Relay Therapeutics was the No. 3 company in BioSpace’s NextGen Bio Class of 2018, Top 20 Life Science Startups to Watch in 2018.
Relay Therapeutics, based in Cambridge, Massachusetts, filed for an initial public offering (IPO). The company’s preliminary target is $200 million and plans to list on the Nasdaq under the ticker RLAY.
Relay Therapeutics was the No. 3 company in BioSpace’s NextGen Bio Class of 2018, Top 20 Life Science Startups to Watch in 2018. Relay was founded in February 2016, and focuses on developing therapeutics involving protein motion. For decades, the technology hasn’t been available or affordable to completely evaluate the movement of proteins, which in the body are in constant motion. Proteins move physiologically in the body. Visualizing the fourth dimension and motion can provide insight into how proteins are physiologically active in the body, which can be used to develop and design better drugs.
The company launched with a $57 million Series A financing led by Third Rock Ventures and joined by an affiliate of D.E. Shaw Research. On December 14, 2017, it closed on a Series B financing round worth $63 million. That round was led by BVF Partners, with new investors GV (formerly Google Ventures), Casdin Capital, EcoR1 Capital and Section 32. Third Rock and Alexandria Venture Investments participated.
To date, the company has raised $520 million in three rounds of private financing, with the Series C in December 2018 hitting a stunning $400 million.
The company’s first drug candidate, RLY-1971, is beginning a Phase I trial as an SHP2 protein inhibitor in solid tumors.

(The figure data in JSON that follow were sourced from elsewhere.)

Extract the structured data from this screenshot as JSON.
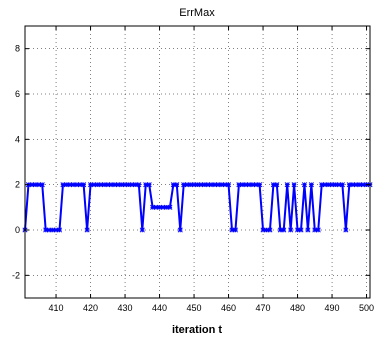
{
  "chart_data": {
    "type": "line",
    "title": "ErrMax",
    "xlabel": "iteration t",
    "ylabel": "",
    "xlim": [
      401,
      501
    ],
    "ylim": [
      -3,
      9
    ],
    "xticks": [
      410,
      420,
      430,
      440,
      450,
      460,
      470,
      480,
      490,
      500
    ],
    "yticks": [
      -2,
      0,
      2,
      4,
      6,
      8
    ],
    "grid": true,
    "color": "#0000ff",
    "series": [
      {
        "values": [
          [
            401,
            0
          ],
          [
            402,
            2
          ],
          [
            403,
            2
          ],
          [
            404,
            2
          ],
          [
            405,
            2
          ],
          [
            406,
            2
          ],
          [
            407,
            0
          ],
          [
            408,
            0
          ],
          [
            409,
            0
          ],
          [
            410,
            0
          ],
          [
            411,
            0
          ],
          [
            412,
            2
          ],
          [
            413,
            2
          ],
          [
            414,
            2
          ],
          [
            415,
            2
          ],
          [
            416,
            2
          ],
          [
            417,
            2
          ],
          [
            418,
            2
          ],
          [
            419,
            0
          ],
          [
            420,
            2
          ],
          [
            421,
            2
          ],
          [
            422,
            2
          ],
          [
            423,
            2
          ],
          [
            424,
            2
          ],
          [
            425,
            2
          ],
          [
            426,
            2
          ],
          [
            427,
            2
          ],
          [
            428,
            2
          ],
          [
            429,
            2
          ],
          [
            430,
            2
          ],
          [
            431,
            2
          ],
          [
            432,
            2
          ],
          [
            433,
            2
          ],
          [
            434,
            2
          ],
          [
            435,
            0
          ],
          [
            436,
            2
          ],
          [
            437,
            2
          ],
          [
            438,
            1
          ],
          [
            439,
            1
          ],
          [
            440,
            1
          ],
          [
            441,
            1
          ],
          [
            442,
            1
          ],
          [
            443,
            1
          ],
          [
            444,
            2
          ],
          [
            445,
            2
          ],
          [
            446,
            0
          ],
          [
            447,
            2
          ],
          [
            448,
            2
          ],
          [
            449,
            2
          ],
          [
            450,
            2
          ],
          [
            451,
            2
          ],
          [
            452,
            2
          ],
          [
            453,
            2
          ],
          [
            454,
            2
          ],
          [
            455,
            2
          ],
          [
            456,
            2
          ],
          [
            457,
            2
          ],
          [
            458,
            2
          ],
          [
            459,
            2
          ],
          [
            460,
            2
          ],
          [
            461,
            0
          ],
          [
            462,
            0
          ],
          [
            463,
            2
          ],
          [
            464,
            2
          ],
          [
            465,
            2
          ],
          [
            466,
            2
          ],
          [
            467,
            2
          ],
          [
            468,
            2
          ],
          [
            469,
            2
          ],
          [
            470,
            0
          ],
          [
            471,
            0
          ],
          [
            472,
            0
          ],
          [
            473,
            2
          ],
          [
            474,
            2
          ],
          [
            475,
            0
          ],
          [
            476,
            0
          ],
          [
            477,
            2
          ],
          [
            478,
            0
          ],
          [
            479,
            2
          ],
          [
            480,
            0
          ],
          [
            481,
            0
          ],
          [
            482,
            2
          ],
          [
            483,
            0
          ],
          [
            484,
            2
          ],
          [
            485,
            0
          ],
          [
            486,
            0
          ],
          [
            487,
            2
          ],
          [
            488,
            2
          ],
          [
            489,
            2
          ],
          [
            490,
            2
          ],
          [
            491,
            2
          ],
          [
            492,
            2
          ],
          [
            493,
            2
          ],
          [
            494,
            0
          ],
          [
            495,
            2
          ],
          [
            496,
            2
          ],
          [
            497,
            2
          ],
          [
            498,
            2
          ],
          [
            499,
            2
          ],
          [
            500,
            2
          ],
          [
            501,
            2
          ]
        ]
      }
    ]
  }
}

Its second candidate is RLY-4008, designed to inhibit fibroblast growth factor receptor 2. The expected Phase I trial will focus on patients with advanced solid tumors with oncogenic FGFR2 alterations. The company hopes to take RLY-4008 into the clinic later this year.
A third candidate, RLY-PI3K1047, targets cancer-associated variants of phosphoinositide 3-kinase alpha. It is in preclinical development. It is being developed for cancer-associated mutant variants of phosphoinositide 3-kinase alpha.
Relay intends to use the monies raised by the IPO to take both RLY-197 and RLY-4008 partially through Phase II/III clinical trials, to fund some of the early-stage work on RLY-PI3K1048, and to continue work on its discovery programs.
“While our initial focus is on precision oncology, we believe our Dynamo platform may also be broadly applied to other areas of precision medicine, such as genetic disease,” the company wrote in the prospectus. “In addition to the three product candidates described above, we have five discovery stage programs across precision oncology and genetic disease. We are focused on using the novel insights derived from our approach to transform the lives of patient suffering from debilitating and life-threatening diseases through the discovery, development and commercialization of our therapies.”
The company’s Dynamo platform leverages new experimental techniques like room-temperature crystallography and using the Anton 2 supercomputer which was custom-built by D.E. Shaw Research to perform molecular dynamic protein simulations.
The company indicates in its prospectus that is used the Dynamo platform in three key phases of motion based drug design (MBDD): target modulation hypothesis; hit finding and lead generation; lead optimization.
Relay notes, “Our Dynamo platform uses advanced computational models in tight integration with our medicinal chemistry, structural biology, enzymology and biophysics capabilities to predict, design and experimentally evaluate compounds that will achieve the most desirable characteristics, including potency, selectivity, bioavailability, and drug-like properties. We believe our approach enables us to converge on optimized compounds with much greater efficiency than conventional approaches, which are typically highly iterative over an extended timeframe.”
At the time of the Series C financing, the company’s president and chief executive officer, Sanjiv Patel, said, “We are at a unique moment in the evolution of drug discovery where we can realize the promise of integrating ever more powerful experimental and computational discovery tools to tackle previously undruggable protein targets. The success of our early programs validates the potential of our platform to create breakthrough therapies that address a broad range of diseases.”